02 Nov

Efficient Zonal Statistics using R and gdal

Holà crazy GIS lovers,

This function allows to compute zonal statistics of a raster using a ‘zonal shapefile’ and to add an attribute to this shapefile with the result of the statistics for each zone.

library(raster)
 
myZonal <- function (x, z, stat, digits = 0, na.rm = TRUE, 
                      ...) { 
  library(data.table)
  fun <- match.fun(stat) 
  vals <- getValues(x) 
  zones <- round(getValues(z), digits = digits) 
  rDT <- data.table(vals, z=zones) 
  setkey(rDT, z) 
  rDT[, lapply(.SD, fun, na.rm = TRUE), by=z] 
} 
 
ZonalPipe<- function (path.in.shp, path.in.r, path.out.r, path.out.shp, zone.attribute, stat){
 
  # 1/ Rasterize using GDAL
 
  #Initiate parameter
  r<-stack(path.in.r)
 
  ext<-extent(r)
  ext<-paste(ext[1], ext[3], ext[2], ext[4])
 
  res<-paste(res(r)[1], res(r)[2])
 
  #Gdal_rasterize
  command<-'gdal_rasterize'
  command<-paste(command, "--config GDAL_CACHEMAX 2000") #Speed-up with more cache (avice: max 1/3 of your total RAM)
  command<-paste(command, "-a", zone.attribute) #Identifies an attribute field on the features to be used for a burn in value. The value will be burned into all output bands.
  command<-paste(command, "-te", as.character(ext)) #(GDAL >= 1.8.0) set georeferenced extents. The values must be expressed in georeferenced units. If not specified, the extent of the output file will be the extent of the vector layers.
  command<-paste(command, "-tr", res) #(GDAL >= 1.8.0) set target resolution. The values must be expressed in georeferenced units. Both must be positive values.
  command<-paste(command, path.in.shp)
  command<-paste(command, path.out.r)
 
  system(command)
 
  # 2/ Zonal Stat using myZonal function
  zone<-raster(path.out.r)
 
  Zstat<-data.frame(myZonal(r, zone, stat))
  colnames(Zstat)[2:length(Zstat)]<-paste0("B", c(1:(length(Zstat)-1)), "_",stat)
 
  # 3/ Merge data in the shapefile and write it
  shp<-readOGR(path.in.shp, layer= sub("^([^.]*).*", "\\1", basename(path.in.shp)))
 
  shp@data <- data.frame(shp@data, Zstat[match(shp@data[,zone.attribute], Zstat[, "z"]),])
 
  writeOGR(shp, path.out.shp, layer= sub("^([^.]*).*", "\\1", basename(path.in.shp)), driver="ESRI Shapefile")
}
 
path.in.shp<-"/home/zone.shp"
path.in.r<-"/home/NDVI.tif" #or path.in.r<-list.files("/home/, pattern=".tif$")
path.out.r<-"/home/zone.tif"
path.out.shp<-"/home/zone_withZstat.shp"
zone.attribute<-"ID"
 
ZonalPipe(path.in.shp, path.in.r, path.out.r, path.out.shp, zone.attribute, stat="mean")
 
#With
#path.in.shp: Shapefile with zone (INPUT)
#path.in.r: Raster from which the stats have to be computed (INPUT)
#path.out.r: Path of path.in.shp converted in raster (intermediate OUTPUT)
#path.out.shp: Path of path.in.shp with stat value (OUTPUT)
#zone.attribute: Attribute name of path.in.shp corresponding to the zones (ID, Country...)
#stat: function to summary path.in.r values ("mean", "sum"...)

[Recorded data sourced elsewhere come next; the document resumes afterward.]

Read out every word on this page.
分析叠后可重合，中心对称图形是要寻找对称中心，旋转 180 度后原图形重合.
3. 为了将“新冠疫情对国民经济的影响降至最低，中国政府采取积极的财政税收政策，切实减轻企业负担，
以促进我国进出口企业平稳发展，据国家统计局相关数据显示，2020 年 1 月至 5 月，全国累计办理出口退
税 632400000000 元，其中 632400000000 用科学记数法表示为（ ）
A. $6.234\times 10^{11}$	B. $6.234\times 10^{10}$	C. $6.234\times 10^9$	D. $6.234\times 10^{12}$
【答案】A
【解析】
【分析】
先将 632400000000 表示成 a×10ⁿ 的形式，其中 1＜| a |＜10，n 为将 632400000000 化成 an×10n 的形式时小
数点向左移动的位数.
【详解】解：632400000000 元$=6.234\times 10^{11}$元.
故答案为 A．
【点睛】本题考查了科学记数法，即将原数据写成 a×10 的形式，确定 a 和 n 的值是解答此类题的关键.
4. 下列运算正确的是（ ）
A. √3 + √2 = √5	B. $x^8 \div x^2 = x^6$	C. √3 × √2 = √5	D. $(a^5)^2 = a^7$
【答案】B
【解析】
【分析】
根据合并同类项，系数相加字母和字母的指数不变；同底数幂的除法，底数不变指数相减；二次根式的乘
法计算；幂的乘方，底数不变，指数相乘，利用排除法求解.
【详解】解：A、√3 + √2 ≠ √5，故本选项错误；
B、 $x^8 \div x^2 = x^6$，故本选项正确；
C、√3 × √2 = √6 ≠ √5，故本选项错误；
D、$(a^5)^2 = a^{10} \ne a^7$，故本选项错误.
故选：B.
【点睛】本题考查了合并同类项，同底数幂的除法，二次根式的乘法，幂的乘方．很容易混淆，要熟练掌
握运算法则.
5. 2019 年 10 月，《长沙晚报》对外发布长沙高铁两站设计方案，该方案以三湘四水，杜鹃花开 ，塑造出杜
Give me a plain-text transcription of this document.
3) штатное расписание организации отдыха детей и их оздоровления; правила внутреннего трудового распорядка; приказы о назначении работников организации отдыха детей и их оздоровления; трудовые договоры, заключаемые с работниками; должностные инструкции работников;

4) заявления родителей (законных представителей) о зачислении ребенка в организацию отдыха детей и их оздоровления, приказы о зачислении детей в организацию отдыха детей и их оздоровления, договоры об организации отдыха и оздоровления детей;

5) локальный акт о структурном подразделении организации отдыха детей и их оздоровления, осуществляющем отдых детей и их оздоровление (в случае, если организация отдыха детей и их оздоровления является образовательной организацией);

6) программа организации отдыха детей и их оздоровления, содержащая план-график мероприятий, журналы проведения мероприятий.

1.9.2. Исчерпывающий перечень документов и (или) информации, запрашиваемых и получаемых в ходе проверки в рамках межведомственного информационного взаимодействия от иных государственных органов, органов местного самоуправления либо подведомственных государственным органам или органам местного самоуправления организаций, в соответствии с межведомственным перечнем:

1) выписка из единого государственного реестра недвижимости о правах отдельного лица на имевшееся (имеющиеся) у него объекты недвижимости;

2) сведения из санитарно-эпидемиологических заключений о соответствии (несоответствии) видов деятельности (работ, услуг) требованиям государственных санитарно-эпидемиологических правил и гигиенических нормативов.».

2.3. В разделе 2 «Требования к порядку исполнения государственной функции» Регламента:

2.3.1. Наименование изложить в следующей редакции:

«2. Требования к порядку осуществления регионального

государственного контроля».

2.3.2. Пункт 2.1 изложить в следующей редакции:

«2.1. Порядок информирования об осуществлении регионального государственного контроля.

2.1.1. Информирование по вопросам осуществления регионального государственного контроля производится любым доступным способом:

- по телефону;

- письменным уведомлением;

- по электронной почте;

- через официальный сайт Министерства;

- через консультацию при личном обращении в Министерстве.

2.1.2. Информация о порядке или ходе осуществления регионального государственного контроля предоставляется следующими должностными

29 thoughts on “Efficient Zonal Statistics using R and gdal

  1. This looks to be a really nice function, just struggling to get it to work!

    Could you give a little more info on the path.outs? Am I right in thinking path.out.r needs to exist and gets overwritten and that path.out.shp will be created?

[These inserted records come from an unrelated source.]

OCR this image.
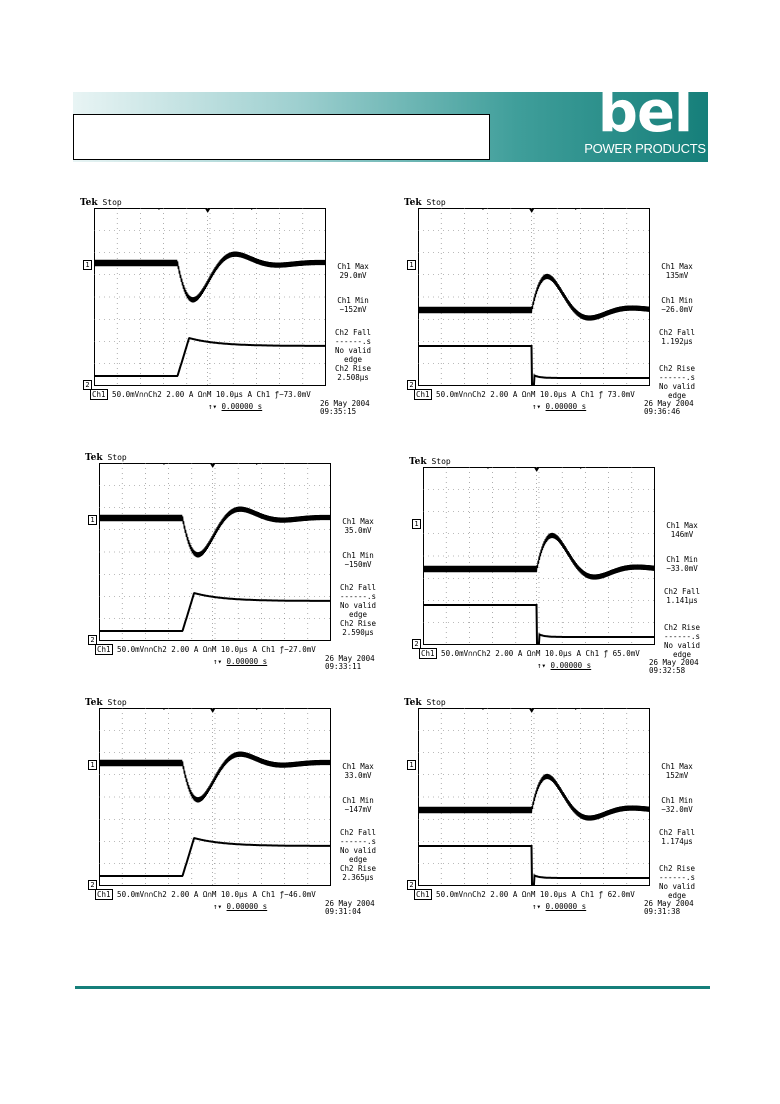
bel
POWER PRODUCTS
Tek Stop
1
2
Ch1 Max
29.0mV
Ch1 Min
−152mV
Ch2 Fall
------.s
No valid
edge
Ch2 Rise
2.508μs
Ch1 50.0mV∩∩Ch2 2.00 A Ω∩M 10.0μs A Ch1 ƒ−73.0mV
↑▾ 0.00000 s	26 May 2004
09:35:15
Tek Stop
1
2
Ch1 Max
135mV
Ch1 Min
−26.0mV
Ch2 Fall
1.192μs
Ch2 Rise
------.s
No valid
edge
Ch1 50.0mV∩∩Ch2 2.00 A Ω∩M 10.0μs A Ch1 ƒ 73.0mV
↑▾ 0.00000 s	26 May 2004
09:36:46
Tek Stop
1
2
Ch1 Max
35.0mV
Ch1 Min
−150mV
Ch2 Fall
------.s
No valid
edge
Ch2 Rise
2.590μs
Ch1 50.0mV∩∩Ch2 2.00 A Ω∩M 10.0μs A Ch1 ƒ−27.0mV
↑▾ 0.00000 s	26 May 2004
09:33:11
Tek Stop
1
2
Ch1 Max
146mV
Ch1 Min
−33.0mV
Ch2 Fall
1.141μs
Ch2 Rise
------.s
No valid
edge
Ch1 50.0mV∩∩Ch2 2.00 A Ω∩M 10.0μs A Ch1 ƒ 65.0mV
↑▾ 0.00000 s	26 May 2004
09:32:58
Tek Stop
1
2
Ch1 Max
33.0mV
Ch1 Min
−147mV
Ch2 Fall
------.s
No valid
edge
Ch2 Rise
2.365μs
Ch1 50.0mV∩∩Ch2 2.00 A Ω∩M 10.0μs A Ch1 ƒ−46.0mV
↑▾ 0.00000 s	26 May 2004
09:31:04
Tek Stop
1
2
Ch1 Max
152mV
Ch1 Min
−32.0mV
Ch2 Fall
1.174μs
Ch2 Rise
------.s
No valid
edge
Ch1 50.0mV∩∩Ch2 2.00 A Ω∩M 10.0μs A Ch1 ƒ 62.0mV
↑▾ 0.00000 s	26 May 2004
09:31:38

    I seem to be getting two warning messages:
    1. running command ‘gdal_rasterize …’ had status 127
    2. package ‘data.table’ was built under R version 3.1.3
    (I’m running R version 3.1.2).

    My path.out.shp result is a mix of nulls and odd values. I can’t figure out if this is to do with inputs or R version…

    Cheers

    • Hi,

      path.out.r is the file path of your rasterized input shapefile, it does not need to pre-exist. It’s because we have to convert the initial shapefile containing the zones into a raster to perform the zonal stat. Actually, you could re-write this function without saving the rasterized shapefile on the hard disk and just store it in memory.

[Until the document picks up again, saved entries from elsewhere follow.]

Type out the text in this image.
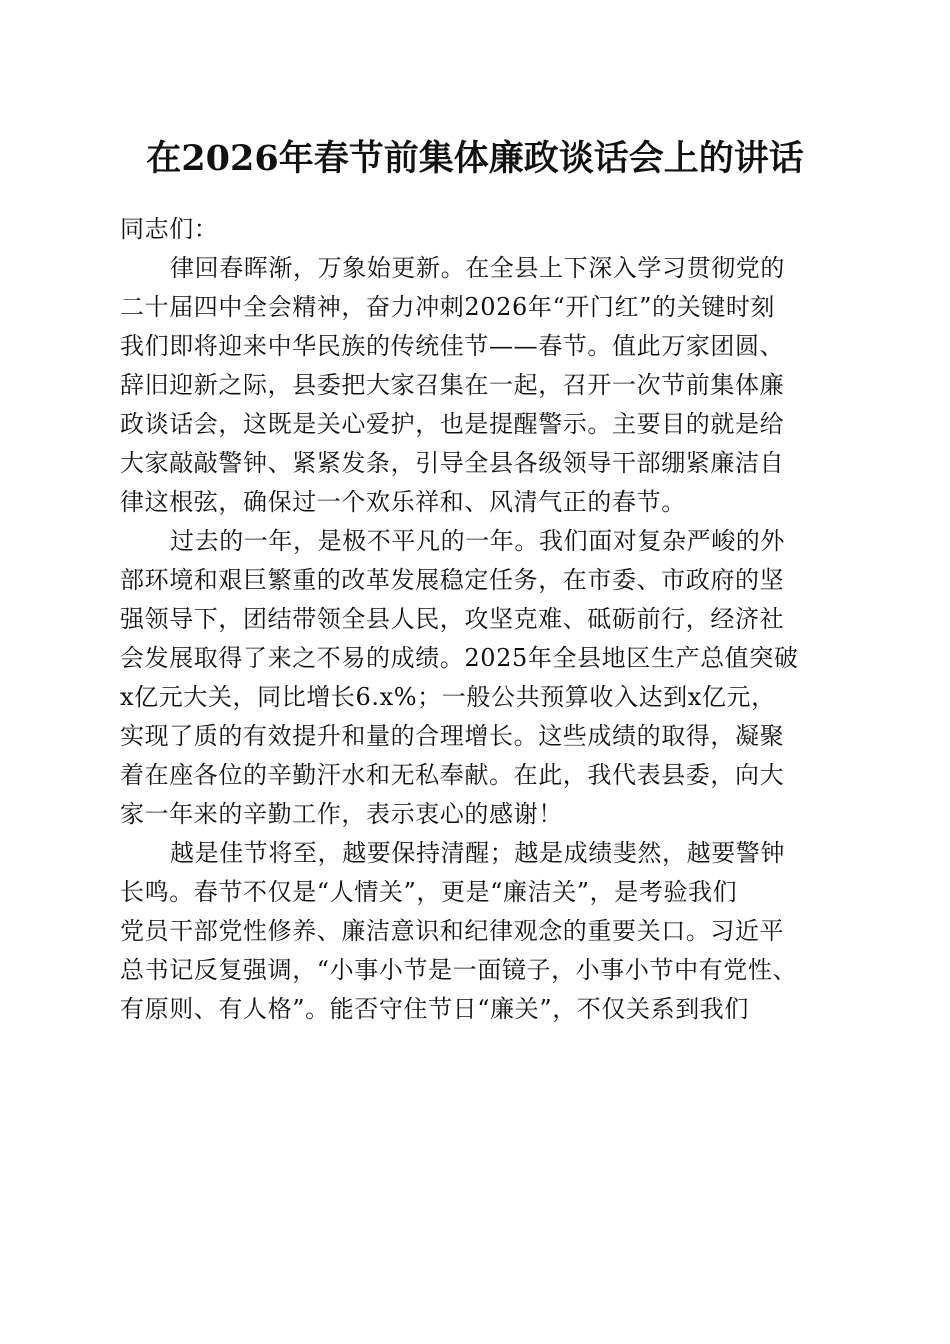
在2026年春节前集体廉政谈话会上的讲话
同志们：
律回春晖渐，万象始更新。在全县上下深入学习贯彻党的
二十届四中全会精神，奋力冲刺2026年“开门红”的关键时刻
我们即将迎来中华民族的传统佳节——春节。值此万家团圆、
辞旧迎新之际，县委把大家召集在一起，召开一次节前集体廉
政谈话会，这既是关心爱护，也是提醒警示。主要目的就是给
大家敲敲警钟、紧紧发条，引导全县各级领导干部绷紧廉洁自
律这根弦，确保过一个欢乐祥和、风清气正的春节。
过去的一年，是极不平凡的一年。我们面对复杂严峻的外
部环境和艰巨繁重的改革发展稳定任务，在市委、市政府的坚
强领导下，团结带领全县人民，攻坚克难、砥砺前行，经济社
会发展取得了来之不易的成绩。2025年全县地区生产总值突破
x亿元大关，同比增长6.x%；一般公共预算收入达到x亿元，
实现了质的有效提升和量的合理增长。这些成绩的取得，凝聚
着在座各位的辛勤汗水和无私奉献。在此，我代表县委，向大
家一年来的辛勤工作，表示衷心的感谢！
越是佳节将至，越要保持清醒；越是成绩斐然，越要警钟
长鸣。春节不仅是“人情关”，更是“廉洁关”，是考验我们
党员干部党性修养、廉洁意识和纪律观念的重要关口。习近平
总书记反复强调，“小事小节是一面镜子，小事小节中有党性、
有原则、有人格”。能否守住节日“廉关”，不仅关系到我们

      Just upgrade R to use the package ‘data.table’.

      Hope it helps.

  2. Hi,
    I understand ‘stat’ here is the statistical measure that we want to calculate for each zone. Can stat be ‘count’? I need to find the area (i.e., the count) of the input raster in each zone represented by the polygon shapefile. Is this possible?

    • Hello,
      I think you are looking for a “Tabulate Area” function which is a much more complex operation than a simple zonal stat. This tuto give an explanation on how to do it with R. Alternatively, you can reclass your raster (1 for the class of interest and 0 for others) and compute the sum (stat="sum") of raster cells inside each zone. Repeat the operation for each class of interest.
      Hope it helps.

    • Actually you can also simply edit the myZonal function like this: myZonal < - function (x, z,digits = 0, na.rm = TRUE) { vals <- getValues(x) zones <- round(getValues(z), digits = digits) rDT <- data.table(vals, z=zones) count(rDT) }

      • This will only work for small rasters. the binarize approach is better although it is not very handy if you have a lot of different categories.

  3. Could you clarify on the variables you are using? I find this function very useful, however, I am having troubles to understand your input variables
    path.in.shp: Where my unrastarized shp is located?
    path.in.r: ?
    path.out.r: Where my rasterized shp is located?
    path.out.shp: Where the shp with the added attributes is to be saved
    zone.attribute: ?
    stat=”mean”: What statistic to perform

  4. Hi Guru-Blard, thanks for sharing this script, I’ve been trying to workaround getting the Stat column to be named after each file but I cant seem to work it out. Can you pls help with this? as I have thousands of rasters that I am calculating zonal statistics for and the easiest way for me to identify each would be for each column to bear the parent file name.

    Thanks
    Lanre

    • Hi Lanre,

      You could simply replace the line:
      colnames(Zstat)[2:length(Zstat)]< -paste0("B", c(1:(length(Zstat)-1)), "_",stat)

      by

      colnames(Zstat)[2:length(Zstat)]< -paste0(names(r), "_",stat)

      with path.in.r=list.files(DirectoryWithRasters, pattern=".tif$")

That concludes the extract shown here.